Old rules no longer apply
The waning power of the mainstream, mass, or traditional media is best demonstrated by the recent survey results on the impeachment of Vice President Sara Duterte. Much of the news has focused on these Social Weather Survey (SWS) survey results: 41 percent are in favor, 35 percent against, with 19 percent undecided. But the clincher it seems to me is this figure: only 53 percent have heard of the whole brouhaha only when asked about it for the survey.
And yet a full court press, so to speak, has taken place, less competently on the part of the Senate (which is rapidly losing its justification for being), and quite aggressively (yet competently) on the part of the House, which has repeatedly put the Vice President (and even the former President) on the ropes. In an earlier time, one could safely assume that the Veep would be in far bigger trouble than she seems to be, now.
To repeat: asked about awareness of the impeachment complaint against the Veep, nationally, the results were: previously aware, 47 percent; heard of it only now, 53 percent. In (we would assume) media-saturated NCR, it’s 59 percent aware, 41 percent only now; North and Central Luzon, 53 percent, and 47 percent, respectively; Balance Luzon, 49 percent and 51 percent; with South Luzon, 46 percent and 54 percent. The urban (51 percent and 49 percent) and rural (43 percent and 57 percent) media divide can be gleaned from their respective results. Classes ABC are far away at 51 percent and 49 percent from the biggest chunk of the population, Class D at 49 percent and 51 percent—significant in terms of the most being almost equally divided, with the poorest, Class E at 35 percent and 65 percent.
Agreement with impeachment is highest among the following: in North Luzon, 53 percent; South Luzon, 52 percent; Balance Luzon and Classes ABC, 50 percent, respectively. Disagreement is highest in Mindanao, 56 percent; NCR and urban respondents, 37 percent; Class E, 36 percent; and Class D (the biggest class) 35 percent. Indecision is highest in the Visayas at 24 percent; North Luzon, 23 percent; and rural and Class E, respectively, at 20 percent.
Ignorance of course is no obstacle to forming an opinion, particularly where public opinion confers or deprives legitimacy to a cause. In which case, whether previously or newly informed, the results are still damningly significant for the Vice President and by extension, her father. After all, you have to consider other surveys looking at the relative popularity and/or approval of the President and the Veep: both have gone down in terms of public opinion, but the President, on the whole, retains a (slight) majority approval while the Veep is at the very border of majority approval. One aggregate (combining different surveys and obtaining the average) estimate has the President decreasing from an initial high of 77 percent approval in late 2022, to 54 percent as of December, while the Veep slid from a high of 82 percent to a current 50 percent approval in the same period.

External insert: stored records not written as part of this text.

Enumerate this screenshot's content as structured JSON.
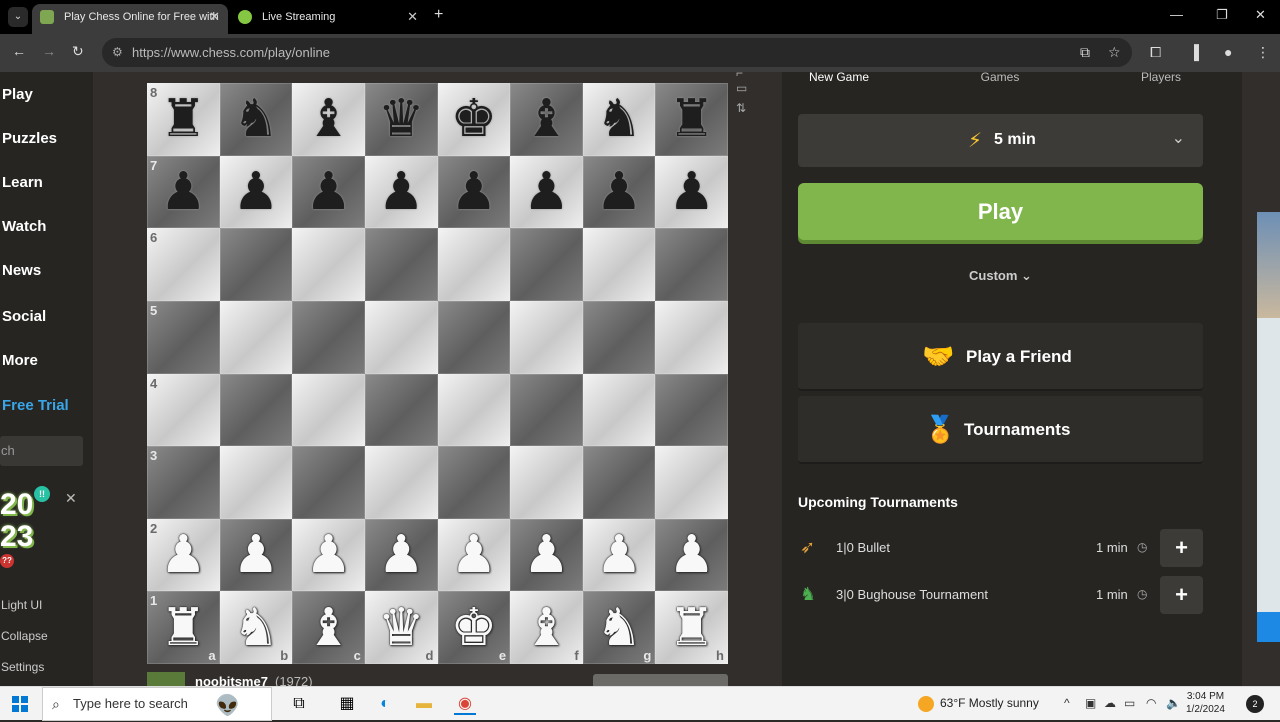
{
  "browser": {
    "tabs": [
      {
        "title": "Play Chess Online for Free with",
        "active": true,
        "icon": "chess-pawn-favicon"
      },
      {
        "title": "Live Streaming",
        "active": false,
        "icon": "rumble-play-favicon"
      }
    ],
    "url": "https://www.chess.com/play/online"
  },
  "sidebar": {
    "items": [
      "Play",
      "Puzzles",
      "Learn",
      "Watch",
      "News",
      "Social",
      "More",
      "Free Trial"
    ],
    "search_placeholder": "ch",
    "badge_text_top": "20",
    "badge_text_bottom": "23",
    "footer": [
      "Light UI",
      "Collapse",
      "Settings"
    ]
  },
  "board": {
    "ranks": [
      "8",
      "7",
      "6",
      "5",
      "4",
      "3",
      "2",
      "1"
    ],
    "files": [
      "a",
      "b",
      "c",
      "d",
      "e",
      "f",
      "g",
      "h"
    ],
    "position": [
      [
        "br",
        "bn",
        "bb",
        "bq",
        "bk",
        "bb",
        "bn",
        "br"
      ],
      [
        "bp",
        "bp",
        "bp",
        "bp",
        "bp",
        "bp",
        "bp",
        "bp"
      ],
      [
        "",
        "",
        "",
        "",
        "",
        "",
        "",
        ""
      ],
      [
        "",
        "",
        "",
        "",
        "",
        "",
        "",
        ""
      ],
      [
        "",
        "",
        "",
        "",
        "",
        "",
        "",
        ""
      ],
      [
        "",
        "",
        "",
        "",
        "",
        "",
        "",
        ""
      ],
      [
        "wp",
        "wp",
        "wp",
        "wp",
        "wp",
        "wp",
        "wp",
        "wp"
      ],
      [
        "wr",
        "wn",
        "wb",
        "wq",
        "wk",
        "wb",
        "wn",
        "wr"
      ]
    ]
  },
  "player": {
    "name": "noobitsme7",
    "rating": "(1972)"
  },
  "panel": {
    "tabs": [
      "New Game",
      "Games",
      "Players"
    ],
    "time_control": "5 min",
    "play_label": "Play",
    "custom_label": "Custom",
    "play_friend_label": "Play a Friend",
    "tournaments_label": "Tournaments",
    "upcoming_title": "Upcoming Tournaments",
    "tournaments": [
      {
        "name": "1|0 Bullet",
        "time": "1 min",
        "icon": "bullet-icon"
      },
      {
        "name": "3|0 Bughouse Tournament",
        "time": "1 min",
        "icon": "bughouse-icon"
      }
    ],
    "accent": "#81b64c"
  },
  "taskbar": {
    "search_placeholder": "Type here to search",
    "weather": "63°F  Mostly sunny",
    "time": "3:04 PM",
    "date": "1/2/2024",
    "notifications": "2"
  }
}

One can make another inference about the waning reach and thus power, of mass media on the basis of advertising spending and survey results. A recent report by the Philippine Center for Investigative Journalism (on the basis of published ad rate cards which, of course, is a highly theoretical basis, but there you have it) pegs TV ad spending by Camille Villar and Imee Marcos at close to a billion pesos each, with Abby Binay at half a billion and Francis Tolentino, Ray Villafuerte (local), Benhur Abalos, Bong Revilla, and Bong Go at roughly P400 million, P350 million, P300 million, P140 million, and P100 million each.
Marcos is instructive: she has chosen to back the Vice President, she had a Christmas video with 1.5 million views, and yet political constancy, media spending, and online viewership don’t seem to have moved the needle: her trajectory in the surveys has been downward.
What this points to is that the slipping ratings of the Vice President are genuine snapshots of public opinion. Her good fortune is that the President’s ratings are slipping, too, and what’s more, since he must keep a standoffish attitude, the case has to be made by legislators who no longer enjoy the audiences they used to, because the media itself has a much-diminished audience. If public opinion isn’t moved, to the extent it used to be, either by political action or advertising, it’s still true that public opinion can be moved, when the news does filter through. But it takes longer—and, individual political players can actually be more stubborn because public emotion, in a sense, is less volatile because fewer are moved at any given time.